On Saturday afternoon, as part of a triple-header that would see all three presumed title challengers play in Madrid on the same day, Atlético Madrid stuttered against Leganés with some uncharacteristically sloppy defending and an 82nd minute equalizer. They stole a draw from the jaws of victory.
After the game, Saúl Ñíguez said “we lacked ambition” but Lucas Hernández was closer to the head of the nail when he said “we conceded a set-piece that we shouldn’t have.” To butcher a phrase, “winning LaLiga is like driving at night — you can only see as far as the headlights but you can make it the whole way there like this.”
Diego Simeone’s style draws criticisms as it does commendations, but his overall strategy to be consistent on a weekly basis is best suited to winning LaLiga. It’s why his greatest triumph came in LaLiga with Atlético in 2013/14, and it’s why they have consistently peered over Real Madrid and Barcelona’s shoulder while clubs like Sevilla and Valencia have threatened to keep pace but fallen off when push came to shove.
It’s not ambitiously innovative, but with 114 points to play for in a league campaign, making fewer mistakes than your opponents is the easiest and most logical approach to winning a tough league like this one. It’s a struggle to switch mindsets for Champions League and that has proven to be the case for Simeone recently — but that’s another issue.
Winning leagues is the hardest thing to do. To achieve it, you need to be consistently boring. Cholo Simeone is not so much a risk-taker as a risk-mitigator.
It’s part of the reason why Zinedine Zidane left Real Madrid. It’s a large part of the reason why Arsène Wenger’s Arsenal collapsed year after year in the Premier League. Ambition doesn’t win league titles. Stability and regularity does, and in a LaLiga campaign where only Barcelona have shown their credentials and quickly hid them again, Atlético are well-placed for a run at silverware.
There is a parity in LaLiga creeping in. Gone are the days when the two historic giants were accumulating 100 points apiece and were barely troubled from one weekend to the next. And even back then, in the heady days of Pep versus José, it was closer to the norm than what we see now — or at least closer to what is expected.
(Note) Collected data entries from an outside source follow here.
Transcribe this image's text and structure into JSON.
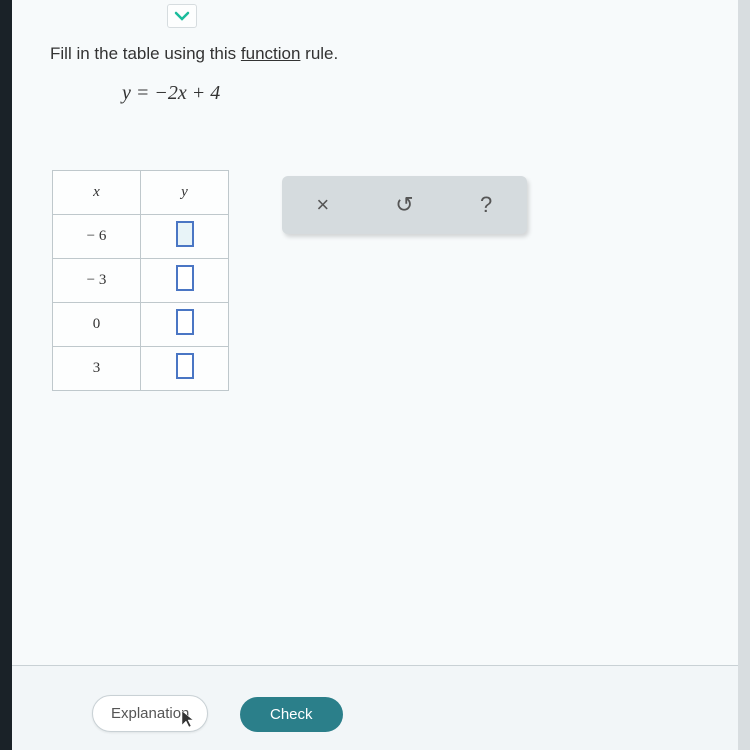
{
  "instruction": {
    "prefix": "Fill in the table using this ",
    "link_word": "function",
    "suffix": " rule."
  },
  "equation": "y = −2x + 4",
  "table": {
    "header_x": "x",
    "header_y": "y",
    "rows": [
      {
        "x": "− 6",
        "y": "",
        "active": true
      },
      {
        "x": "− 3",
        "y": "",
        "active": false
      },
      {
        "x": "0",
        "y": "",
        "active": false
      },
      {
        "x": "3",
        "y": "",
        "active": false
      }
    ]
  },
  "toolbar": {
    "clear_icon": "×",
    "undo_icon": "↺",
    "help_icon": "?"
  },
  "footer": {
    "explanation_label": "Explanation",
    "check_label": "Check"
  },
  "chart_data": {
    "type": "table",
    "title": "Function table for y = -2x + 4",
    "columns": [
      "x",
      "y"
    ],
    "rows": [
      [
        -6,
        null
      ],
      [
        -3,
        null
      ],
      [
        0,
        null
      ],
      [
        3,
        null
      ]
    ],
    "rule": "y = -2x + 4"
  }
}
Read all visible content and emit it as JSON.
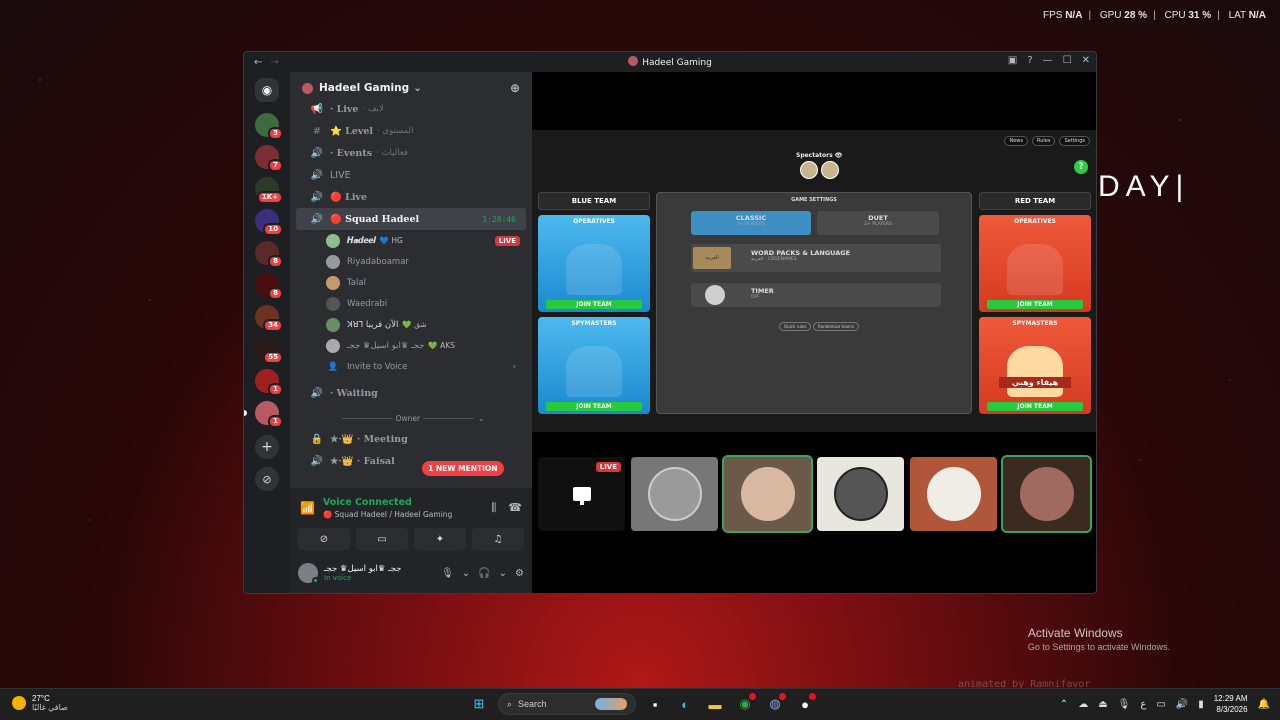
{
  "overlay": {
    "fps_label": "FPS",
    "fps_value": "N/A",
    "gpu_label": "GPU",
    "gpu_value": "28 %",
    "cpu_label": "CPU",
    "cpu_value": "31 %",
    "lat_label": "LAT",
    "lat_value": "N/A"
  },
  "wallpaper": {
    "text": "DAY|",
    "watermark": "animated by Ramnifavor"
  },
  "activate": {
    "title": "Activate Windows",
    "subtitle": "Go to Settings to activate Windows."
  },
  "window": {
    "title": "Hadeel Gaming"
  },
  "guild_badges": [
    "3",
    "7",
    "1K+",
    "10",
    "8",
    "8",
    "34",
    "55",
    "1",
    "1"
  ],
  "server": {
    "name": "Hadeel Gaming"
  },
  "channels": [
    {
      "icon": "megaphone-icon",
      "name": "· Live",
      "arabic": "· لايف"
    },
    {
      "icon": "hash-icon",
      "name": "⭐ Level",
      "arabic": "· المستوى"
    },
    {
      "icon": "speaker-icon",
      "name": "· Events",
      "arabic": "· فعاليات"
    },
    {
      "icon": "speaker-icon",
      "name": "LIVE"
    },
    {
      "icon": "speaker-icon",
      "name": "🔴 Live"
    },
    {
      "icon": "speaker-icon",
      "name": "🔴 Squad Hadeel",
      "timer": "1:28:46",
      "active": true
    }
  ],
  "members": [
    {
      "name": "𝑯𝒂𝒅𝒆𝒆𝒍",
      "tag": "💙 HG",
      "live": "LIVE",
      "color": "#8fbc8f"
    },
    {
      "name": "Riyadaboamar",
      "color": "#9a9a9a"
    },
    {
      "name": "Talal",
      "color": "#c49a6c"
    },
    {
      "name": "Waedrabi",
      "color": "#555"
    },
    {
      "name": "ꓘꓤꓶ الآن قريبا",
      "tag": "💚 شق",
      "color": "#6a8e6a"
    },
    {
      "name": "ججـ ♛ابو اسيل♛ ججـ",
      "tag": "💚 AKS",
      "color": "#aaa"
    }
  ],
  "invite_label": "Invite to Voice",
  "more_channels": [
    {
      "icon": "speaker-icon",
      "name": "· Waiting"
    }
  ],
  "owner_category": "Owner",
  "locked_channels": [
    {
      "icon": "lock-icon",
      "name": "★·👑 · Meeting"
    },
    {
      "icon": "speaker-icon",
      "name": "★·👑 · Faisal"
    }
  ],
  "mention_pill": "1 NEW MENTION",
  "voice": {
    "status": "Voice Connected",
    "channel": "🔴 Squad Hadeel / Hadeel Gaming"
  },
  "user": {
    "name": "ججـ ♛ابو اسيل♛ ججـ",
    "status": "In voice"
  },
  "game": {
    "top_buttons": [
      "News",
      "Rules",
      "Settings"
    ],
    "spectators_label": "Spectators 👁",
    "blue_team": "BLUE TEAM",
    "red_team": "RED TEAM",
    "operatives": "OPERATIVES",
    "spymasters": "SPYMASTERS",
    "join": "JOIN TEAM",
    "spymaster_caption": "هيفاء وهبي",
    "settings_title": "GAME SETTINGS",
    "classic": "CLASSIC",
    "classic_sub": "4+ PLAYERS",
    "duet": "DUET",
    "duet_sub": "2+ PLAYERS",
    "wordpacks": "WORD PACKS & LANGUAGE",
    "wordpacks_sub": "العربية · CODENAMES",
    "pack_tile": "العربية",
    "timer": "TIMER",
    "timer_sub": "OFF",
    "quick_rules": "Quick rules",
    "random_teams": "Randomize teams"
  },
  "tiles": {
    "live": "LIVE"
  },
  "taskbar": {
    "temp": "27°C",
    "weather": "صافي غالبًا",
    "search": "Search",
    "time": "12:29 AM",
    "date": "8/3/2026",
    "lang": "ع"
  }
}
Atlético missed Koke at the weekend, and despite the doubts about his influence it’s only really evident when he doesn’t play. As far as priorities go, with Diego Godín and Diego Costa out as well, I’m sure being open and expansive was the last thing on Cholo’s mind heading to Butarque on Saturday afternoon.
Barcelona, the title favourites for now, were very, very lucky against Rayo Vallecano on Saturday night and aside from the two late goals they looked like a team of misfits (remember, too, that they lost to Leganés at Butarque). They look tired and confused, each player scanning the pitch and waiting for someone to do something to inspire them to victory as the clock ticked down. They might continue to get lucky, or not, but the important thing is that Atlético are right behind them if they do falter.
This is part of a wider point that Simeone often makes when he says that Atlético are always fighting for third place (although he hasn’t said it this year). It takes a freak year, several strokes of luck and a mostly injury-free campaign for Atlético to compete for 38 games.
Simeone said “we need everybody” after the Leganés draw, and this game and these weeks and months before the winter break (with another international break to come) should be used to get everyone up to speed, get injured players back and assimilate the new players.
Games like the one at Butarque are testing grounds. Gelson Martins is more involved now and Thomas Lemar was included again too with one eye on the Champions League tie against Borussia Dortmund. After a World Cup year when other teams are struggling to get back into the swing of things and Atlético bring their new, unusually dynamic players like the two aforementioned, things are fine.
Stefan Savić said last weekend “the best style is to win” — which has a further implication. Winning is all that matters even at the expanse of aesthetics. Atlético were 1-0 up and an error at the back cost them three points. Saúl and angry fans need to point their ire at these issues before issuing statements about something Diego Simeone never claimed to be as a manager.